Examine How Newspapers Construct Mental Health Awareness Campaigns Using Corpus Linguistics, Critical Discourse Analysis, and Marxist Theory of Power and Ideology
DOI:
https://doi.org/10.70670/sra.v3i4.1289Keywords:
Mental health discourse, awareness campaigns, corpus linguistics, AntConc, critical discourse analysis, Fairclough, Marxist theory, ideology, newspapers, PakistanAbstract
This study uses Marxist Theory of Power and Ideology, Fairclough's Three-Dimensional Critical Discourse Analysis (CDA), and Corpus Linguistics (AntConc) to investigate how newspapers create mental health awareness campaigns.

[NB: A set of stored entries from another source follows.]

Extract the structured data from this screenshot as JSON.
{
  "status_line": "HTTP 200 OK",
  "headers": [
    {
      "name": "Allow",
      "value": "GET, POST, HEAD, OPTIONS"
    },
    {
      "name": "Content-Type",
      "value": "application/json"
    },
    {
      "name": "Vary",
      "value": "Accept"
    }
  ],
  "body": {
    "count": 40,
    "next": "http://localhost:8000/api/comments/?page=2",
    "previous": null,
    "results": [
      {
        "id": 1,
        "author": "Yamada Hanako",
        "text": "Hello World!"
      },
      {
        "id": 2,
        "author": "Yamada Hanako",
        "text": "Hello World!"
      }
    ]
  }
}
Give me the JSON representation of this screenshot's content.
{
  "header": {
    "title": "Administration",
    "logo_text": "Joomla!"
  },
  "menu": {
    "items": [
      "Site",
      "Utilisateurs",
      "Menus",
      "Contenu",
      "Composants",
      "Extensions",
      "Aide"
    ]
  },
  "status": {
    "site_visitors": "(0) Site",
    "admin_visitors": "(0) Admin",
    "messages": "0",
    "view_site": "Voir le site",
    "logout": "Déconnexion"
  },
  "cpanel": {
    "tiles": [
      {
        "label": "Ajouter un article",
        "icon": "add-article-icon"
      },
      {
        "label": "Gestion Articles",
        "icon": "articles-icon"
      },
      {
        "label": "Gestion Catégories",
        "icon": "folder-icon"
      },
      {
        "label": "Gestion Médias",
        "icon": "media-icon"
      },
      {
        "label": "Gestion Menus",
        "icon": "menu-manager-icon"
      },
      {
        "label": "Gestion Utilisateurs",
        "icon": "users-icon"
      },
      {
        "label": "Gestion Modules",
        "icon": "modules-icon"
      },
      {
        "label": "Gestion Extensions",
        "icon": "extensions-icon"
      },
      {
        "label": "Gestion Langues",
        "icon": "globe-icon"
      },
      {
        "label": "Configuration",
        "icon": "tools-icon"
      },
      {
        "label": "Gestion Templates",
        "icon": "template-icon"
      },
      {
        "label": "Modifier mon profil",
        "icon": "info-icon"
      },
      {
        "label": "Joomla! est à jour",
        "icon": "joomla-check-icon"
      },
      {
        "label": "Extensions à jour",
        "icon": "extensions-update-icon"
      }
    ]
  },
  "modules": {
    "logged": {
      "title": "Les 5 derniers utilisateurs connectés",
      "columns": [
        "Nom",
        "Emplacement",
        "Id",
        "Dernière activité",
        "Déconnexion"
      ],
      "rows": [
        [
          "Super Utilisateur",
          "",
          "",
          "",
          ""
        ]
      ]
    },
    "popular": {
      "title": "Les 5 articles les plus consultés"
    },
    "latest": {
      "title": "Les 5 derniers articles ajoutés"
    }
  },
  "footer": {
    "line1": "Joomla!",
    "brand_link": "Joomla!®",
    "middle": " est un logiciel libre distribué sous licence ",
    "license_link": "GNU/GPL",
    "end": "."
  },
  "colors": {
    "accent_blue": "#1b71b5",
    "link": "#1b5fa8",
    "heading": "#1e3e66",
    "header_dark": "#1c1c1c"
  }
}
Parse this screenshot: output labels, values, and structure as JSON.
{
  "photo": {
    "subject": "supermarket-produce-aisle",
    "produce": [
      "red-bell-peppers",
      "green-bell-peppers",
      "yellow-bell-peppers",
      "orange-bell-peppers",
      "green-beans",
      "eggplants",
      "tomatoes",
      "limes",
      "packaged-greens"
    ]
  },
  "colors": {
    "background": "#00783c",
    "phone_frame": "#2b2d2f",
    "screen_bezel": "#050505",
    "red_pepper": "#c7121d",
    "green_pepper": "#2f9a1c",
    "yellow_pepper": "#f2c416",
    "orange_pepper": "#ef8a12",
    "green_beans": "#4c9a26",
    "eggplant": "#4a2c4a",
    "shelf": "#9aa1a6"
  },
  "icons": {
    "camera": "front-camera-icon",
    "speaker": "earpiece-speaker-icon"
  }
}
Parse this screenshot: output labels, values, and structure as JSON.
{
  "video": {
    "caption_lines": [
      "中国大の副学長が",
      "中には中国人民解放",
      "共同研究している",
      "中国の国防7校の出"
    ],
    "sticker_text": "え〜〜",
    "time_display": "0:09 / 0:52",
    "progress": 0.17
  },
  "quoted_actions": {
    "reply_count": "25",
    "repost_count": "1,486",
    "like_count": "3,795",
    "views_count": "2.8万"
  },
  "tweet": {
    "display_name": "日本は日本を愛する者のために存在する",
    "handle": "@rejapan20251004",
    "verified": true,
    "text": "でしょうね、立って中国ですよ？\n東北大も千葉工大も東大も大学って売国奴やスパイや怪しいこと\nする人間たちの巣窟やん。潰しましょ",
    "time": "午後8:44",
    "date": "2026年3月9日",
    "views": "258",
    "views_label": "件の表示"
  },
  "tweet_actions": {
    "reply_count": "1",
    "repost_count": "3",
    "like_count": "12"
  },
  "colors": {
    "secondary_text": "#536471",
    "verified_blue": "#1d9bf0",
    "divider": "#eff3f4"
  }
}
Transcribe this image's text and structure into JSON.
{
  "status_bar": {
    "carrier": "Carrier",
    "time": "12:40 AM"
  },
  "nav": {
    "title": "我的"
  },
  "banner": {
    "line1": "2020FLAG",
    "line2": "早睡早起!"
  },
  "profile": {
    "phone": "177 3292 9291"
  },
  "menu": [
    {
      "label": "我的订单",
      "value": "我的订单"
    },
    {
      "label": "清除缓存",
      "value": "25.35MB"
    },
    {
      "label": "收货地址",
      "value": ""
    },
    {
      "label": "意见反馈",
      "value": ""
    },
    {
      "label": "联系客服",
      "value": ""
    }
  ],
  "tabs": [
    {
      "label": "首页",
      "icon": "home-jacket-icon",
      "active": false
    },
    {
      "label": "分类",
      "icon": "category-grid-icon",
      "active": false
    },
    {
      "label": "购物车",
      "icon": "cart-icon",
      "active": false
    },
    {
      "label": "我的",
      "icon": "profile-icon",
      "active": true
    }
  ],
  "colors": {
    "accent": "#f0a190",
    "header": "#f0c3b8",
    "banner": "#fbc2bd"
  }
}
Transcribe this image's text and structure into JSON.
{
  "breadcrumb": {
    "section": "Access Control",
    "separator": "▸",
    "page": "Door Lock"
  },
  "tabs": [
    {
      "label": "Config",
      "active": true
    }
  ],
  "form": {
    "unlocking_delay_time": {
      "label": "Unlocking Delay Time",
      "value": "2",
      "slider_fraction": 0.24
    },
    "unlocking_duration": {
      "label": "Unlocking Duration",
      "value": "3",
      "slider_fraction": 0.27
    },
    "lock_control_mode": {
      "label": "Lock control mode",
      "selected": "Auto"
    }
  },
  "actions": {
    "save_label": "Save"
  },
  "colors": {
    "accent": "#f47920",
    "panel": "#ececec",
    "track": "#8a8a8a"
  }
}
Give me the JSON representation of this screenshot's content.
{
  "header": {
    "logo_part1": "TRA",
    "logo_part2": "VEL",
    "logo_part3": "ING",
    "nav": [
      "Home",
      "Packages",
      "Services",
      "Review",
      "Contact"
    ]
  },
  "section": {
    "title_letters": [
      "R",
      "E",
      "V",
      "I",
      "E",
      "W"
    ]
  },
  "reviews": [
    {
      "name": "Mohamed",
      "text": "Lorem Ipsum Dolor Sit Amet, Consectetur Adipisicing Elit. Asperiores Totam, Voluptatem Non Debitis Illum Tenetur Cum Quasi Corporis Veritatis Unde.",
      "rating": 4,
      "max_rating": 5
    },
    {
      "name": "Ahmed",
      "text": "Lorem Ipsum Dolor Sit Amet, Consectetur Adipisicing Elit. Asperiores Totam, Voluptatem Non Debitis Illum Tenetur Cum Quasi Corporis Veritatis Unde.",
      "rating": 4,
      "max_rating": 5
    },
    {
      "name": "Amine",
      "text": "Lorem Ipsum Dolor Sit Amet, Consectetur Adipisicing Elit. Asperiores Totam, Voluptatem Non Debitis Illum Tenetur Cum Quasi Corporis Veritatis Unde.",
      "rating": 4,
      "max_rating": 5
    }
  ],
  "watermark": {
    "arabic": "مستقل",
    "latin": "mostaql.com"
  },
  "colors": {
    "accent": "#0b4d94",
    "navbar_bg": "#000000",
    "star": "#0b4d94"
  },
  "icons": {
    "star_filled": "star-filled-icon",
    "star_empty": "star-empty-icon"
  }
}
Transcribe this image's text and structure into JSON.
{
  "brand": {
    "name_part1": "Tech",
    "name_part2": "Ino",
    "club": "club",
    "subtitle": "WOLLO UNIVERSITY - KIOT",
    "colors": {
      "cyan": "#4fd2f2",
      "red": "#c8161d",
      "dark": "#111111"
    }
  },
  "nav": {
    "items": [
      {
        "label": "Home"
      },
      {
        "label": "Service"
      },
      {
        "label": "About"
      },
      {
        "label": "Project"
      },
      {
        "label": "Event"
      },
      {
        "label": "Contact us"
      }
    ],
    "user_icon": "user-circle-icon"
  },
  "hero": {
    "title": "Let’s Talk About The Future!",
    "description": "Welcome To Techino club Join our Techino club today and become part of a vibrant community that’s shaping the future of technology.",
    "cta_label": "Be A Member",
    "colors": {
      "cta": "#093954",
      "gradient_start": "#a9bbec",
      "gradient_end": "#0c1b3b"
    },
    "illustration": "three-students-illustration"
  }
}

Finding the language patterns, discursive techniques, and underlying ideological goals that influence public perceptions of mental health in mainstream print media is the aim of the study. The study contends that newspapers are essential in either opposing or perpetuating stigma, neoliberal responsibility, and class-based inequality against the backdrop of growing global and Pakistani mental health problems. The theoretical framework combines ideological criticism, sociodiscursive interpretation, and corpus-driven evidence. Data were gathered from a corpus of 150–200 stories that appeared in prominent Pakistani newspapers (Dawn, The News International, and Express Tribune) between 2020 and 2025. Fairclough's textual, discursive, and social levels were utilized to analyze the keywords, collocations, and semantic prosodies associated with mental health that were found using AntConc. The results show that although structural problems like inequality and underfunded services are minimized, awareness efforts are frequently orientated around productivity, self-management, and individual resilience. To encourage true mental health awareness, the research suggests more socially grounded reporting, incorporating lived experiences, and policy-oriented media.